Zudem ist es mehr als fragwürdig, ob die Schweiz und die EU vor Ende Juli eine Lösung zur harten Nuss der Personenfreizügigkeit finden werden. Für die Union sei es technisch unmöglich, ihre Ressourcen nach dem Brexit zugunsten der Schweiz zu verschwenden, sagt der Brüsseler Wirtschaftsanwalt Jean Russotto, ein erfahrener Beobachter der Beziehungen zwischen der Schweiz und der EU.
Der Schweizer Bundespräsident Johann Schneider-Ammann hatte dies am Tag nach dem Brexit-Entscheid selber eingeräumt. «Es ist klar, dass die Suche nach einer Lösung nach dem Austritts-Entscheid des Königreichs schwieriger geworden ist.» Es sei umso schwieriger, weil die Differenzen in den beiden Dossiers «freier Personenverkehr» und «institutionelle Fragen» erheblich blieben, so Schneider-Ammann.
Der Haken ist, dass die Zeit für die Schweiz drängt. Der neue Verfassungsartikel 121aExterner Link, der jährliche Höchstzahlen und Kontingente für Ausländerinnen und Ausländer in der Schweiz vorsieht und zu 100% unvereinbar ist mit dem bilateralen Abkommen über den freien Personenverkehr, muss bis Februar 2017 umgesetzt sein. Sollte es zu keiner Einigung über die Umsetzung des neuen Artikels kommen, müsste der Bundesrat das Gesetz per Verordnung erlassen.
Katastrophen-Szenario
Das Katastrophen-Szenario hat sich bereits eingestellt. Der Bundesrat, die Landesregierung, zieht die Aktivierung einer einseitigen Schutzklausel in Betracht, was eine ganze Flut von Folgen provozieren würde. Die Schweiz würde das Protokoll zur Ausdehnung der Personenfreizügigkeit auf Kroatien nicht ratifizieren können. Die unmittelbare Konsequenz davon: das wichtige Abkommen, das die Schweiz am europäischen Forschungsprogramm Horizon 2020 teilhaben lässt, würde ins Wasser fallen, rückwirkend auf den 1. Januar 2017.
Und längerfristig könnte die EU, was eher unwahrscheinlich ist, die Guillotine-Klausel auslösen, die alle Bilateralen Abkommen miteinander verbindet (Verkehr, öffentliche Märkte, Handelshemmnisse etc). Sicher ist jedoch, dass sie Retorsionsmassnahmen gegen Bern ergreifen würde.
«Ein dritter Weg?»
Wo also gibt es einen Ausweg? Indem man die Zeit anhält, bis die EU Klarheit in die britische Angelegenheit gebracht hat? Dieses Szenario könnte die Union überzeugen; es dürfte hingegen eine bittere Pille für die Schweiz sein, vor allem für die Initianten der «Masseneinwanderungs»-Initiative.

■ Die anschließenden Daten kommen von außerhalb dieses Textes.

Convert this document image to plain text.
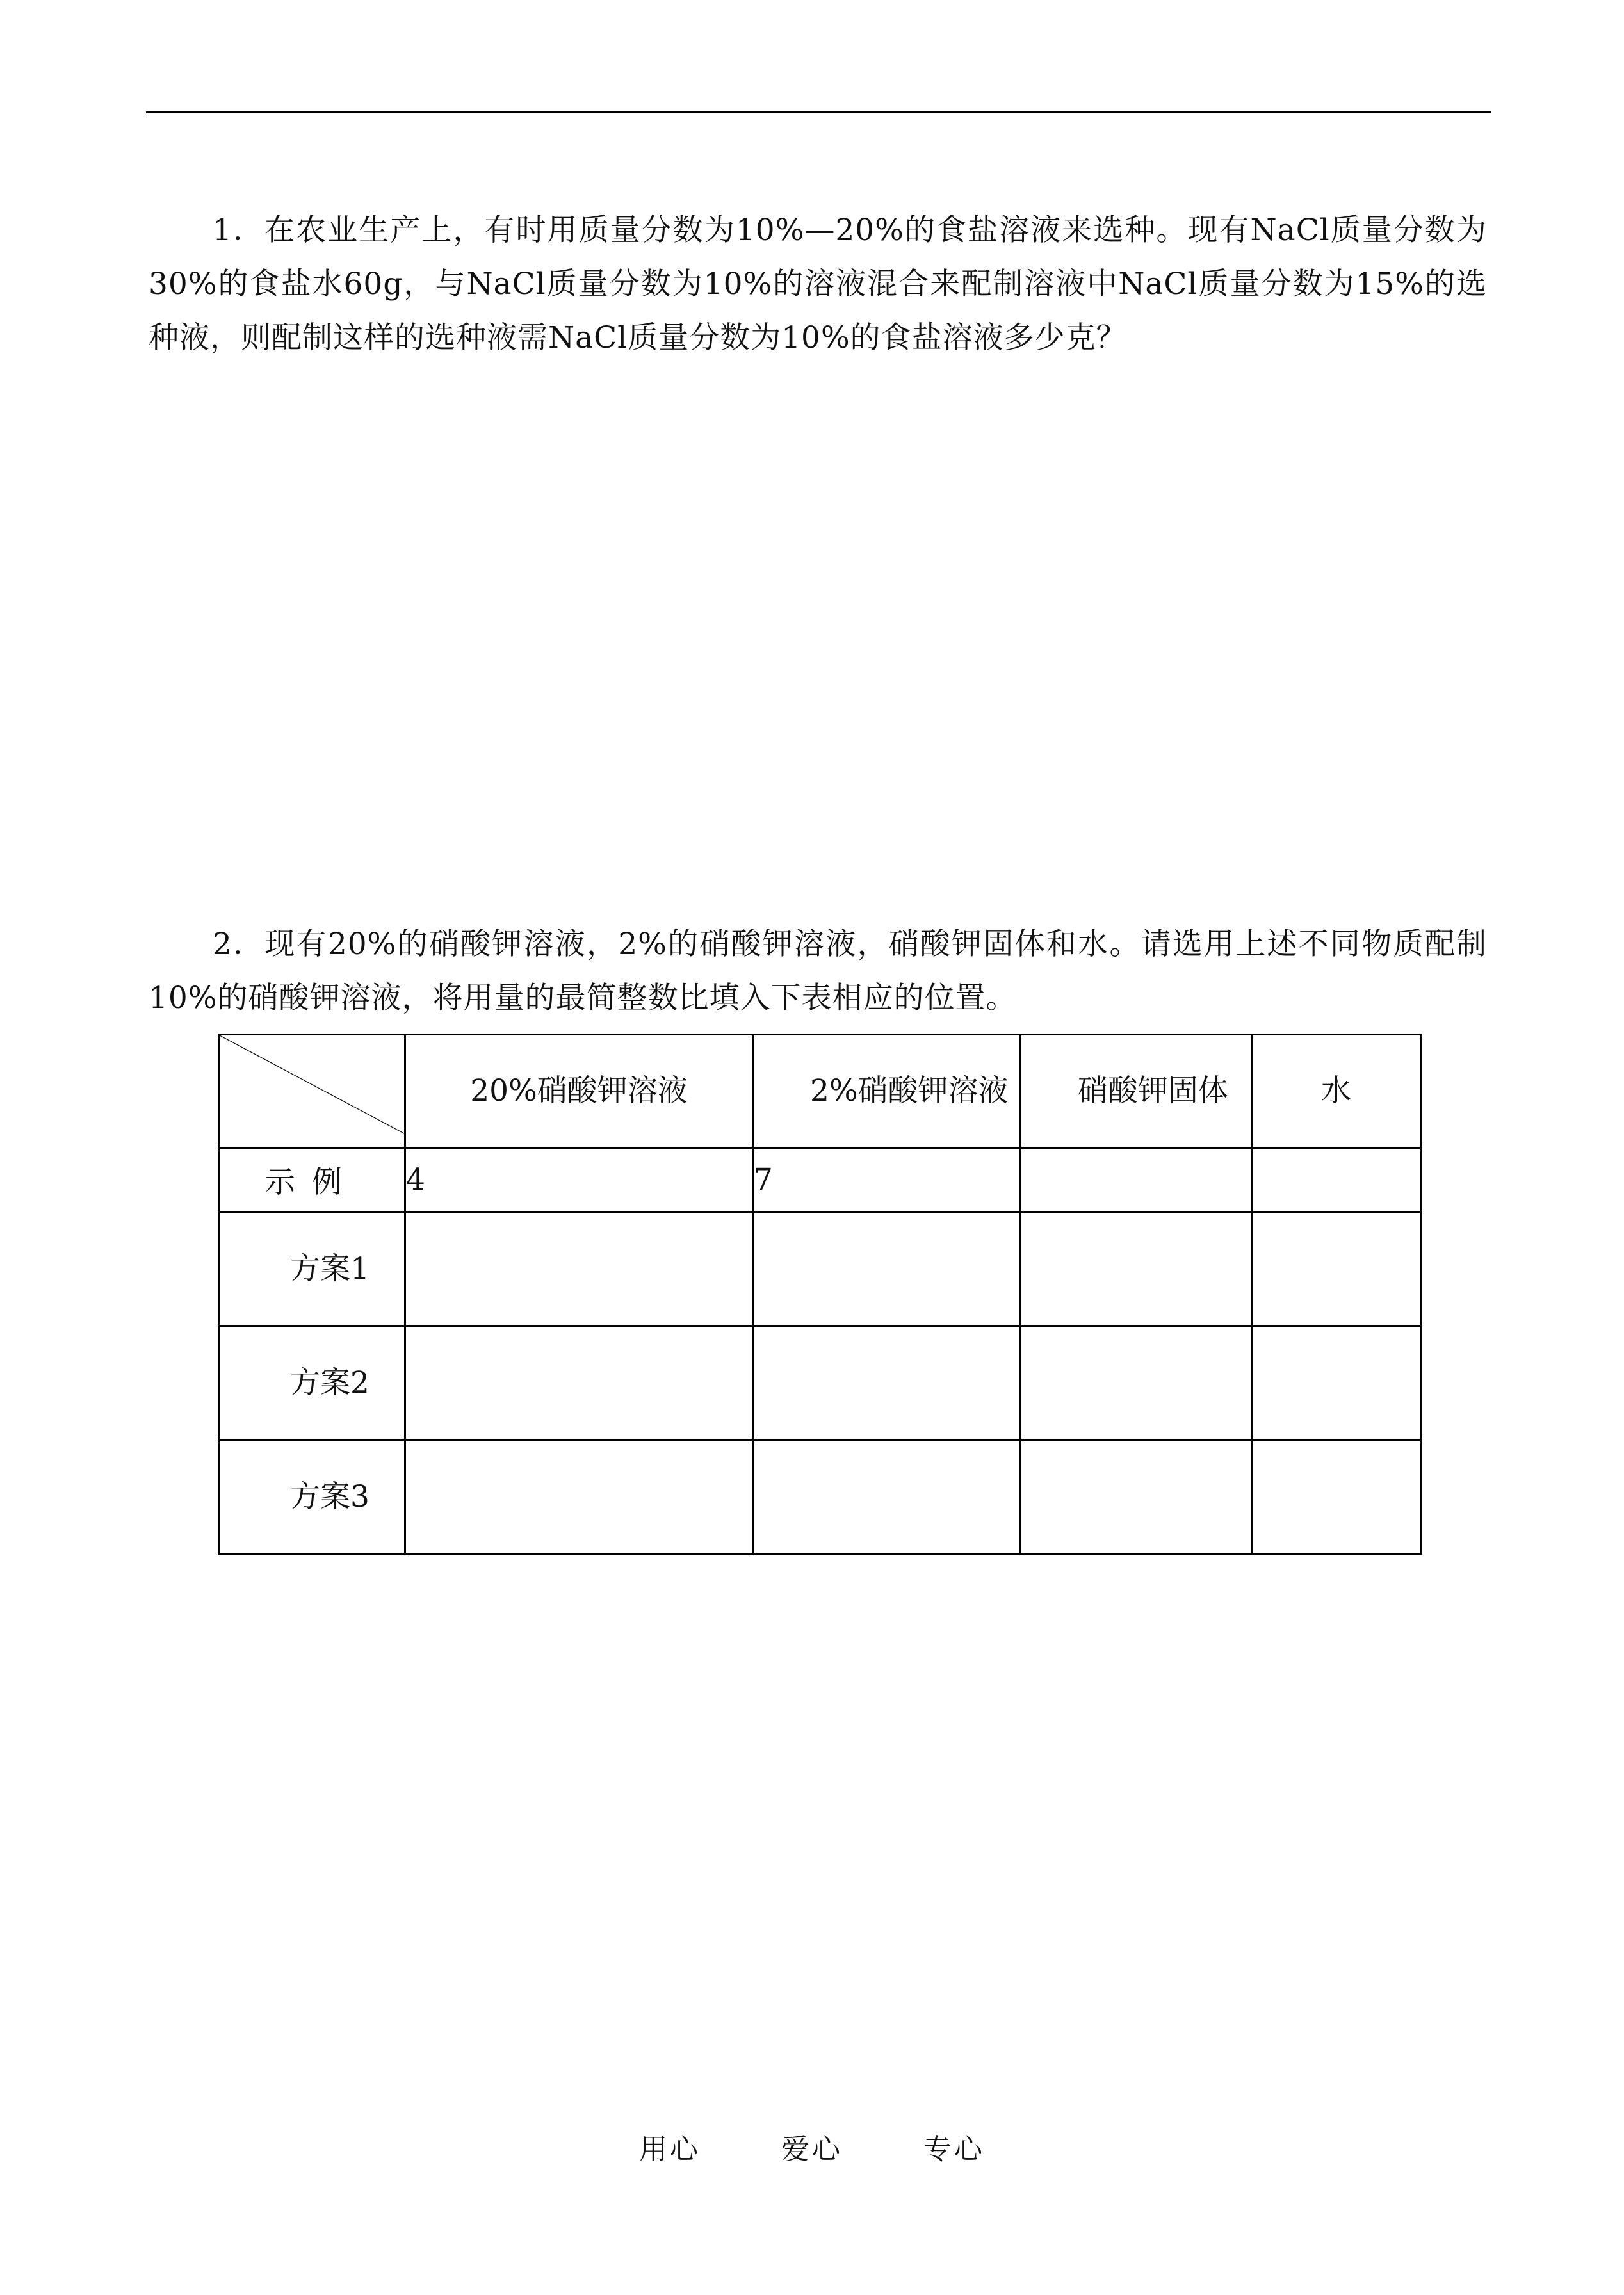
1．在农业生产上，有时用质量分数为10%—20%的食盐溶液来选种。现有NaCl质量分数为30%的食盐水60g，与NaCl质量分数为10%的溶液混合来配制溶液中NaCl质量分数为15%的选种液，则配制这样的选种液需NaCl质量分数为10%的食盐溶液多少克？

2．现有20%的硝酸钾溶液，2%的硝酸钾溶液，硝酸钾固体和水。请选用上述不同物质配制10%的硝酸钾溶液，将用量的最简整数比填入下表相应的位置。

	20%硝酸钾溶液	2%硝酸钾溶液	硝酸钾固体	水
示例	4	7		
方案1				
方案2				
方案3				
用心	爱心	专心
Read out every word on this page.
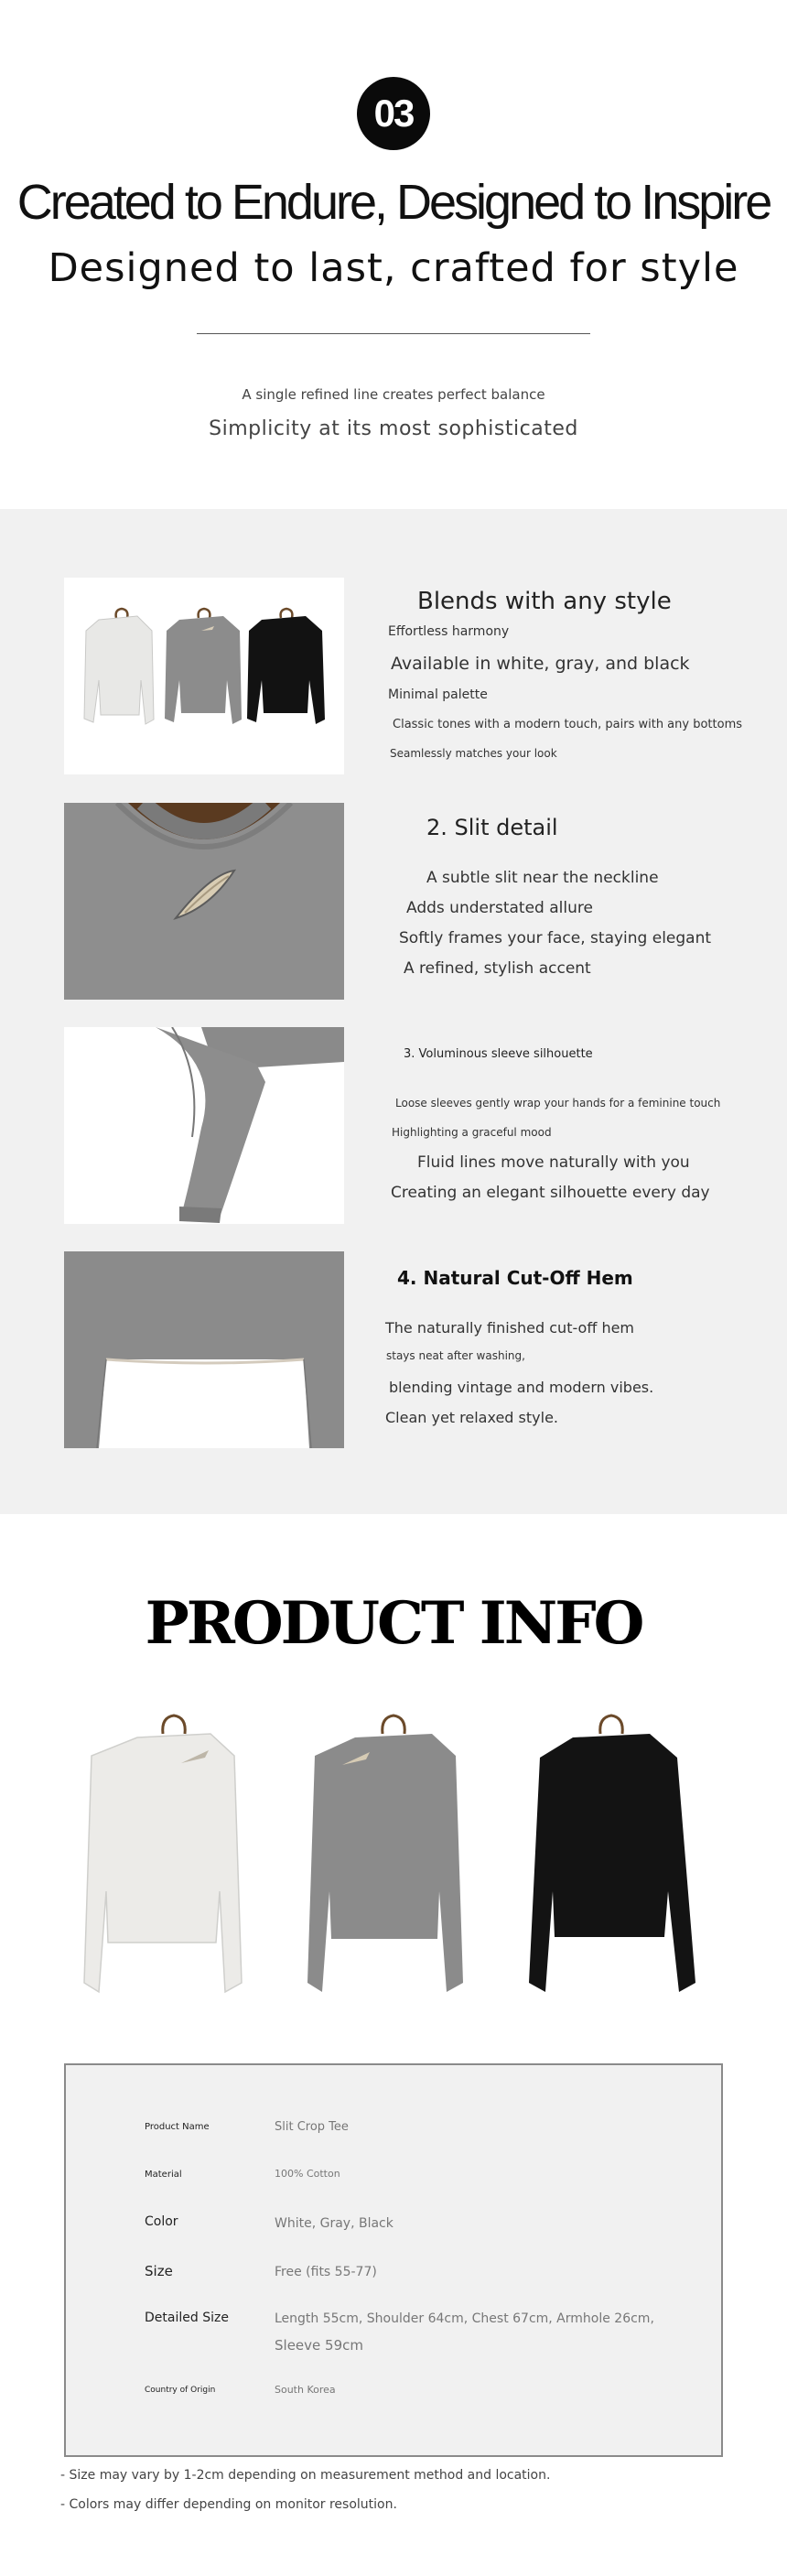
03
Created to Endure, Designed to Inspire
Designed to last, crafted for style
A single refined line creates perfect balance
Simplicity at its most sophisticated
Blends with any style
Effortless harmony
Available in white, gray, and black
Minimal palette
Classic tones with a modern touch, pairs with any bottoms
Seamlessly matches your look
2. Slit detail
A subtle slit near the neckline
Adds understated allure
Softly frames your face, staying elegant
A refined, stylish accent
3. Voluminous sleeve silhouette
Loose sleeves gently wrap your hands for a feminine touch
Highlighting a graceful mood
Fluid lines move naturally with you
Creating an elegant silhouette every day
4. Natural Cut-Off Hem
The naturally finished cut-off hem
stays neat after washing,
blending vintage and modern vibes.
Clean yet relaxed style.
PRODUCT INFO
Product Name	Slit Crop Tee
Material	100% Cotton
Color	White, Gray, Black
Size	Free (fits 55-77)
Detailed Size	Length 55cm, Shoulder 64cm, Chest 67cm, Armhole 26cm,
Sleeve 59cm
Country of Origin	South Korea
- Size may vary by 1-2cm depending on measurement method and location.
- Colors may differ depending on monitor resolution.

Für den Anwalt Jean Russotto gibt es noch einen «dritten Weg», der bislang noch nicht erkundet wurde und nicht wirklich umsetzbar erscheint. «Die Schweiz könnte es schaffen, indem sie sich proaktiv gibt», anstatt die Ereignissen hinzunehmen und auf eine hypothetische Reform der europäischen Politik zu warten, auch auf dem Gebiet des freien Personenverkehrs.
Der Anwalt fragt sich aber, ob die Schweiz, die vom Schreckgespenst der «fremden Richter» völlig gelähmt sei, den Forderungen der EU im institutionellen Bereich nicht dennoch nachgeben könnte? Und im Gegenzug könnten die Europäer, die durch Schutzmassnahmen geschützt sind, möglicherweise etwas mehr Kompromissbereitschaft auf dem Gebiet des freien Personenverkehrs zeigen. «Sicher, das sind Spekulationen. Aber es wäre besser, durchzuhalten als völlig abzusacken.»
Eine dopplet harte Nuss
Die Konzessionen, welche die EU gegenüber der Schweiz auf dem Gebiet der Personenfreizügigkeit machen könnte, liegen im Rahmen einer Interpretation von Artikel 14.2 des bilateralen Abkommens von 1999. Darin ist festgelegt, «dass im Fall «ernsthafter wirtschaftlicher oder sozialer Schwierigkeiten» die Schweiz «angemessene zeitlich limitierte Massnahmen ergreifen kann, um die Situation zu entschärfen.» Diese Massnahmen müssen von der EU und der Schweiz in jedem Fall gemeinsam beschlossen werden.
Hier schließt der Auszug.